Is it explicitly specified?

mario mario at ruggier.org
Sun Feb 3 06:44:51 EST 2008


On Feb 3, 12:35 pm, TeroV <te... at nowhere.invalid> wrote:
> Jorge Godoy wrote:
> > mario ruggier wrote:
>
> >> Is there any way to tell between whether a keyword arg has been explicitly
> >> specified (to the same value as the default for it) or not... For example:
>
> >> def func(key=None):
> >>     do something with key
>
> >> But the following two usages give same results:
>
> >> func()
> >> func(key=None)
>
> >> It may sometimes be useful to make use of the conceptual difference
> >> between these two cases, that is that in one case the user did not specify
> >> any key and in the other the user explicitly specified the key to be None.
>
> >> Is there any way to tell this difference from within the called function?
> >> And if so, would there be any strong reasons to not rely on this
> >> difference?
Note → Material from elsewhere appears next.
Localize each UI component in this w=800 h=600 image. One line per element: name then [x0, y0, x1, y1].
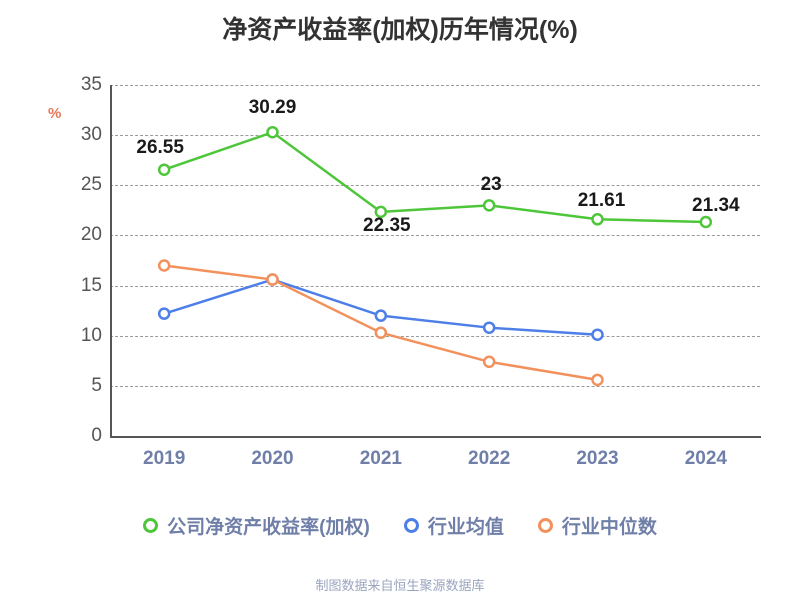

Would it be maybe a little abusive of what a keyword arg
> >> actually is?
>
> > If you change the idiom you use to:
>
> >>>> def myfunc(**kwargs):
> > ...     something = kwargs.get('something', None)
> > ...     print something
> > ...
> >>>> myfunc()
> > None
> >>>> myfunc(something='Something')
> > Something
>
> > Then you can test if 'something' is in kwargs dict or not.  If it isn't,
> > then you used the default value.  If it is, then the user
> > supplied 'something' to you, no matter what its value is.
>
> Exactly, and if you use idiom func(*args, **kwargs) you can distinguish
> all the usage cases:
>
>  >>> def func(*args, **kwargs):
> ...  print(args, kwargs)
> ...
>  >>> func()
> () {}
>  >>> func(key='alabama')
> () {'key': 'alabama'}
>  >>> func('alabama')
> ('alabama',) {}

Nice... but I would still like to be able to specify the key's default
value in the func signature, and in this case this would not be
possible:

>>> def func(key=None, *args, **kwargs):
...   print(key, args, kwargs)
...
>>> func()
(None, (), {})
>>> func(None)
(None, (), {})
>>> func(key=None)
(None, (), {})
>>>

I would still need an additional object, as Arnaud suggests.